On the other hand, an above-the-joist system such as the Trex RainEscape deck drainage system will provide 100% protection of all the joists and beams from moisture penetration. This type of system also helps to hold the screws and fasteners in place longer.
There are other drainage systems on the market. The following chart details your choices:
Be sure to choose a deck drainage system that is simple to install, especially if this a project you are going to DIY. Check out this video on installation from the Home Depot. You’ll see you should need just a few simple tools such as a utility knife and staple gun.

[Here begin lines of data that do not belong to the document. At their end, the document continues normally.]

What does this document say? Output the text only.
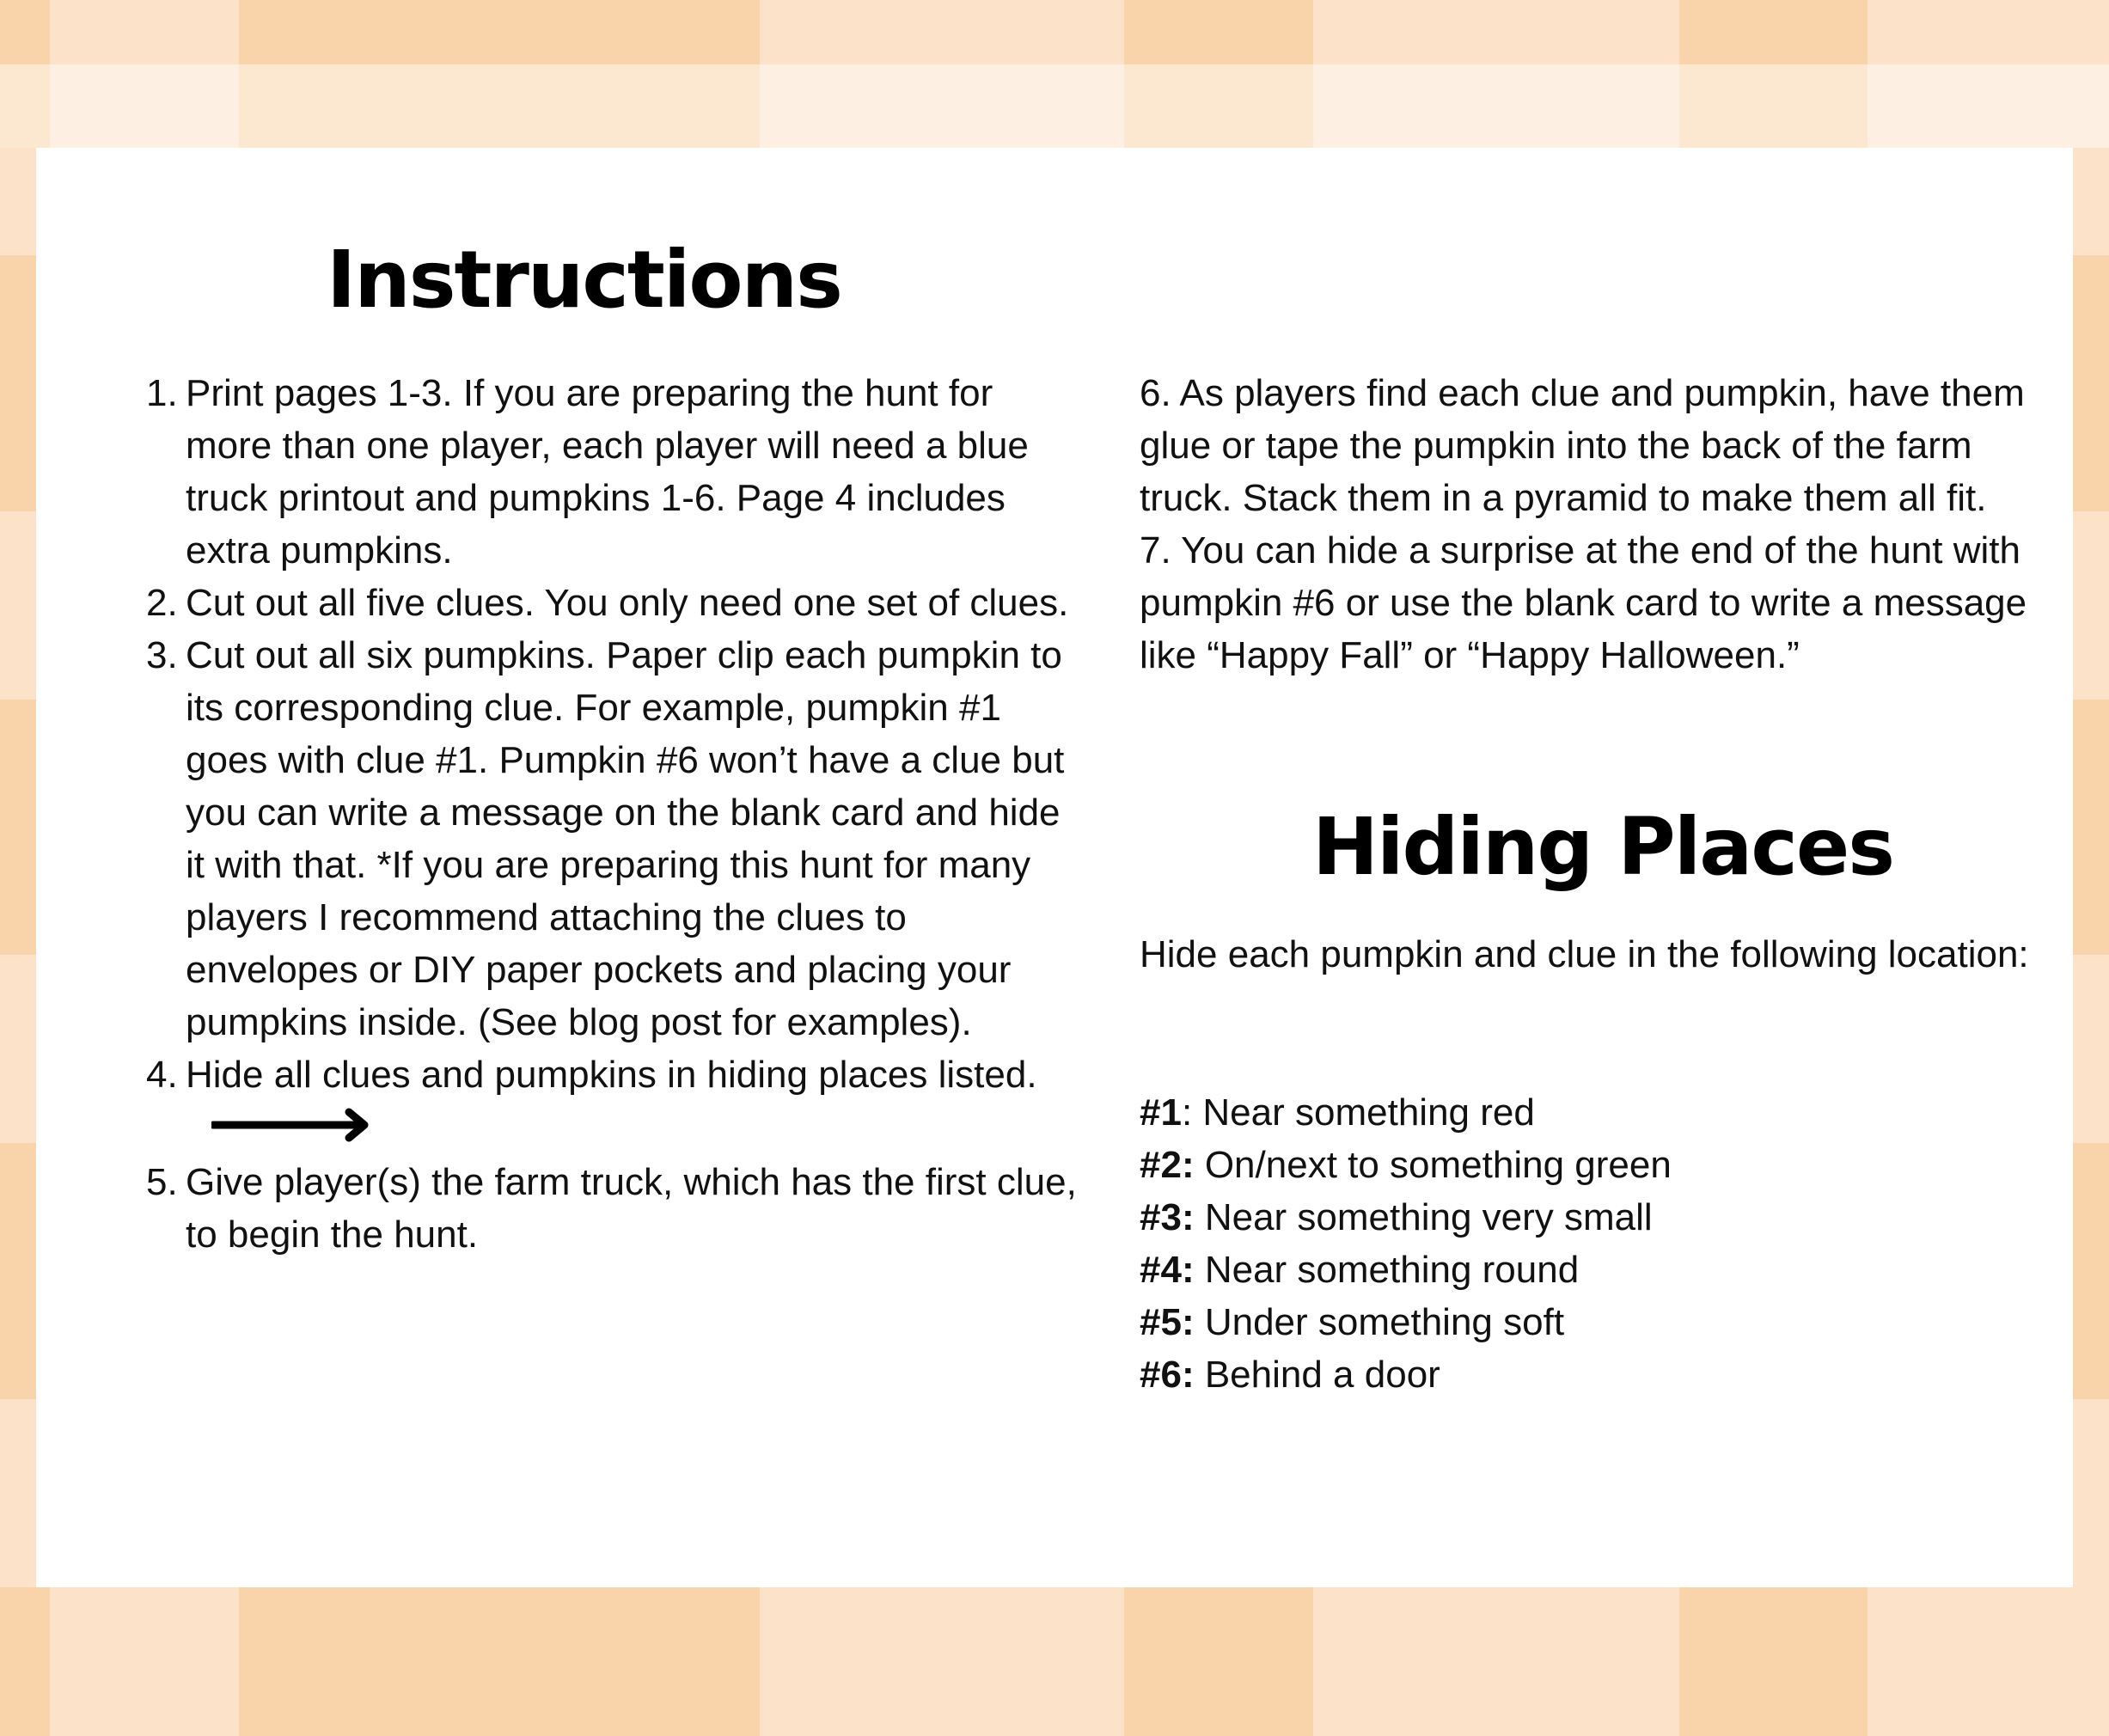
Instructions
1. Print pages 1-3. If you are preparing the hunt for more than one player, each player will need a blue truck printout and pumpkins 1-6. Page 4 includes extra pumpkins.
2. Cut out all five clues. You only need one set of clues.
3. Cut out all six pumpkins. Paper clip each pumpkin to its corresponding clue. For example, pumpkin #1 goes with clue #1. Pumpkin #6 won’t have a clue but you can write a message on the blank card and hide it with that. *If you are preparing this hunt for many players I recommend attaching the clues to envelopes or DIY paper pockets and placing your pumpkins inside. (See blog post for examples).
4. Hide all clues and pumpkins in hiding places listed.
5. Give player(s) the farm truck, which has the first clue, to begin the hunt.
6. As players find each clue and pumpkin, have them glue or tape the pumpkin into the back of the farm truck. Stack them in a pyramid to make them all fit.
7. You can hide a surprise at the end of the hunt with pumpkin #6 or use the blank card to write a message like “Happy Fall” or “Happy Halloween.”
Hiding Places

Hide each pumpkin and clue in the following location:

#1: Near something red
#2: On/next to something green
#3: Near something very small
#4: Near something round
#5: Under something soft
#6: Behind a door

What much will a drainage system cost? Up to $8 retail per square foot. However, you can get a high-quality product on the market for about half that cost. Once you find the product that meets all of your criteria, look at the price per square foot to find one that offers the best quality and value for the dollar without busting your budget.

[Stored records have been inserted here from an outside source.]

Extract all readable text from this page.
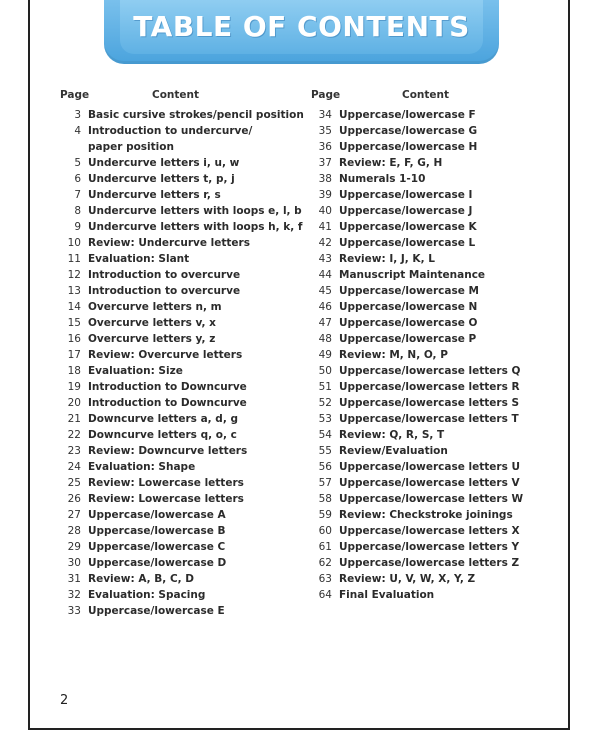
TABLE OF CONTENTS
Page	Content
3 Basic cursive strokes/pencil position
4 Introduction to undercurve/
paper position
5 Undercurve letters i, u, w
6 Undercurve letters t, p, j
7 Undercurve letters r, s
8 Undercurve letters with loops e, l, b
9 Undercurve letters with loops h, k, f
10 Review: Undercurve letters
11 Evaluation: Slant
12 Introduction to overcurve
13 Introduction to overcurve
14 Overcurve letters n, m
15 Overcurve letters v, x
16 Overcurve letters y, z
17 Review: Overcurve letters
18 Evaluation: Size
19 Introduction to Downcurve
20 Introduction to Downcurve
21 Downcurve letters a, d, g
22 Downcurve letters q, o, c
23 Review: Downcurve letters
24 Evaluation: Shape
25 Review: Lowercase letters
26 Review: Lowercase letters
27 Uppercase/lowercase A
28 Uppercase/lowercase B
29 Uppercase/lowercase C
30 Uppercase/lowercase D
31 Review: A, B, C, D
32 Evaluation: Spacing
33 Uppercase/lowercase E
Page	Content
34 Uppercase/lowercase F
35 Uppercase/lowercase G
36 Uppercase/lowercase H
37 Review: E, F, G, H
38 Numerals 1-10
39 Uppercase/lowercase I
40 Uppercase/lowercase J
41 Uppercase/lowercase K
42 Uppercase/lowercase L
43 Review: I, J, K, L
44 Manuscript Maintenance
45 Uppercase/lowercase M
46 Uppercase/lowercase N
47 Uppercase/lowercase O
48 Uppercase/lowercase P
49 Review: M, N, O, P
50 Uppercase/lowercase letters Q
51 Uppercase/lowercase letters R
52 Uppercase/lowercase letters S
53 Uppercase/lowercase letters T
54 Review: Q, R, S, T
55 Review/Evaluation
56 Uppercase/lowercase letters U
57 Uppercase/lowercase letters V
58 Uppercase/lowercase letters W
59 Review: Checkstroke joinings
60 Uppercase/lowercase letters X
61 Uppercase/lowercase letters Y
62 Uppercase/lowercase letters Z
63 Review: U, V, W, X, Y, Z
64 Final Evaluation
2
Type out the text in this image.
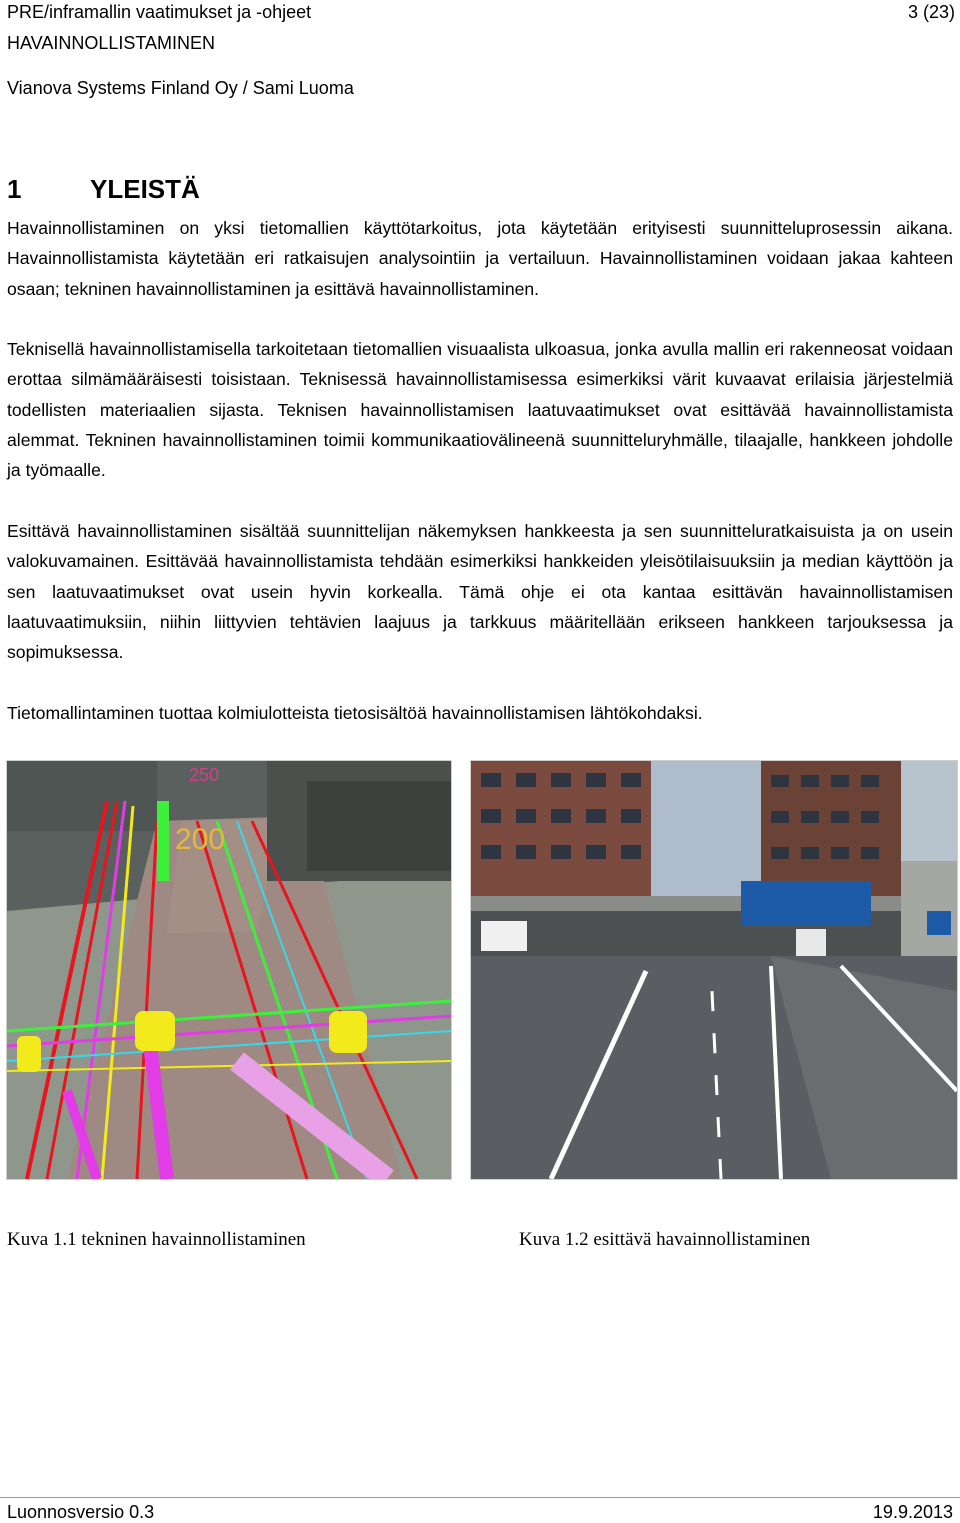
PRE/inframallin vaatimukset ja -ohjeet	3 (23)
HAVAINNOLLISTAMINEN
Vianova Systems Finland Oy / Sami Luoma
1	YLEISTÄ
Havainnollistaminen on yksi tietomallien käyttötarkoitus, jota käytetään erityisesti suunnitteluprosessin aikana. Havainnollistamista käytetään eri ratkaisujen analysointiin ja vertailuun. Havainnollistaminen voidaan jakaa kahteen osaan; tekninen havainnollistaminen ja esittävä havainnollistaminen.
Teknisellä havainnollistamisella tarkoitetaan tietomallien visuaalista ulkoasua, jonka avulla mallin eri rakenneosat voidaan erottaa silmämääräisesti toisistaan. Teknisessä havainnollistamisessa esimerkiksi värit kuvaavat erilaisia järjestelmiä todellisten materiaalien sijasta. Teknisen havainnollistamisen laatuvaatimukset ovat esittävää havainnollistamista alemmat. Tekninen havainnollistaminen toimii kommunikaatiovälineenä suunnitteluryhmälle, tilaajalle, hankkeen johdolle ja työmaalle.
Esittävä havainnollistaminen sisältää suunnittelijan näkemyksen hankkeesta ja sen suunnitteluratkaisuista ja on usein valokuvamainen. Esittävää havainnollistamista tehdään esimerkiksi hankkeiden yleisötilaisuuksiin ja median käyttöön ja sen laatuvaatimukset ovat usein hyvin korkealla. Tämä ohje ei ota kantaa esittävän havainnollistamisen laatuvaatimuksiin, niihin liittyvien tehtävien laajuus ja tarkkuus määritellään erikseen hankkeen tarjouksessa ja sopimuksessa.
Tietomallintaminen tuottaa kolmiulotteista tietosisältöä havainnollistamisen lähtökohdaksi.
250
200
Kuva 1.1 tekninen havainnollistaminen	Kuva 1.2 esittävä havainnollistaminen
Luonnosversio 0.3	19.9.2013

Other considerations: check out the materials, which may be HDPE, PVC, vinyl, or EPDM. Trex RainEscape troughs and Trex RainEscape downspouts are made of HDPE (High-Density Polyethylene), which is affordable and high-quality. Additionally, look closely at the warranty.

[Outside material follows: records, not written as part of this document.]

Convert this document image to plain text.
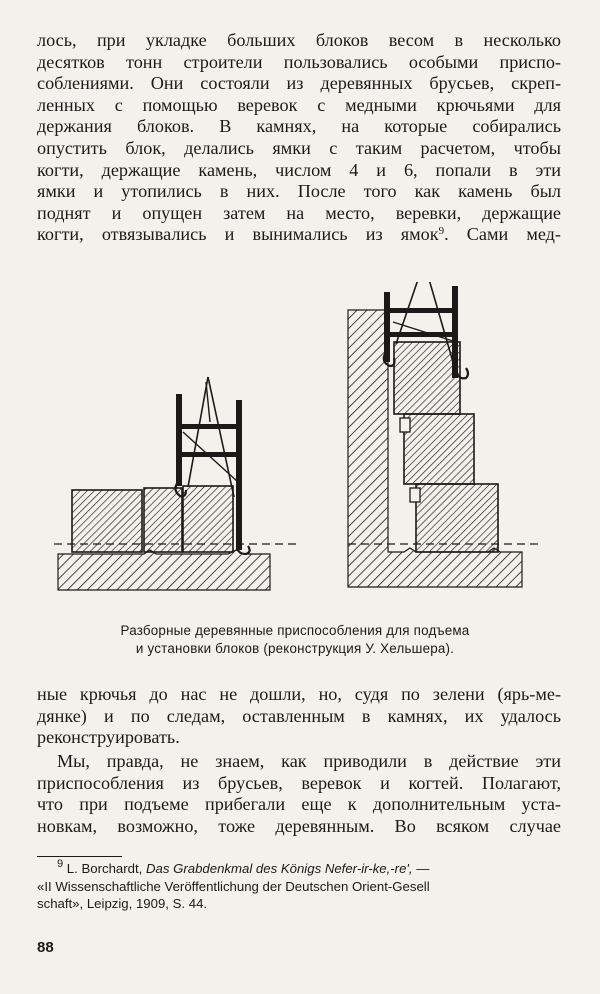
лось, при укладке больших блоков весом в несколько
десятков тонн строители пользовались особыми приспо-
соблениями. Они состояли из деревянных брусьев, скреп-
ленных с помощью веревок с медными крючьями для
держания блоков. В камнях, на которые собирались
опустить блок, делались ямки с таким расчетом, чтобы
когти, держащие камень, числом 4 и 6, попали в эти
ямки и утопились в них. После того как камень был
поднят и опущен затем на место, веревки, держащие
когти, отвязывались и вынимались из ямок$^9$. Сами мед-
Разборные деревянные приспособления для подъема
и установки блоков (реконструкция У. Хельшера).
ные крючья до нас не дошли, но, судя по зелени (ярь-ме-
дянке) и по следам, оставленным в камнях, их удалось
реконструировать.
Мы, правда, не знаем, как приводили в действие эти
приспособления из брусьев, веревок и когтей. Полагают,
что при подъеме прибегали еще к дополнительным уста-
новкам, возможно, тоже деревянным. Во всяком случае
$^9$ L. Borchardt, Das Grabdenkmal des Königs Nefer-ir-ke,-re', —
«II Wissenschaftliche Veröffentlichung der Deutschen Orient-Gesell
schaft», Leipzig, 1909, S. 44.
88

One alternative to Trex RainEscape is to install an under-deck system or to add guttering beneath the decking boards to draw away the water. Sometimes called deck roofs or roofing, such systems use corrugated plastic or aluminum panels to catch the water that drains through decking material and channel it away from the area below.
Unfortunately, these systems all allow water to drip through the deck boards, over the wooden joists, and into the gutters below. As discussed above, any under-joist system will cause your wood to rot over time.
Waterproofing Decking Flanges
Another dry deck option is to use waterproofing decking flanges in the spacing between your deck boards. These might be installed between the boards during construction — some are made to fit in the grooves of composite decking boards. Other flanges are hammered in between the boards of an existing deck.
The idea is to seal the spaces and keep rain from dripping through the boards. However, they can be hard to install, difficult to clean and maintain, and potentially leaky. Often homeowners need to caulk or use butyl tape to waterproof seams and other areas that still allow water through. Further, without the right slant, the flanges won’t allow your deck boards to drain.
Once you’ve considered all of your options for creating a dry space under your second-story deck, go for it. Dream up all of the ways you can use this bonus space, from entertaining to eating to relaxing. You might even create enclosed deck storage space. The choice is yours — make it your own!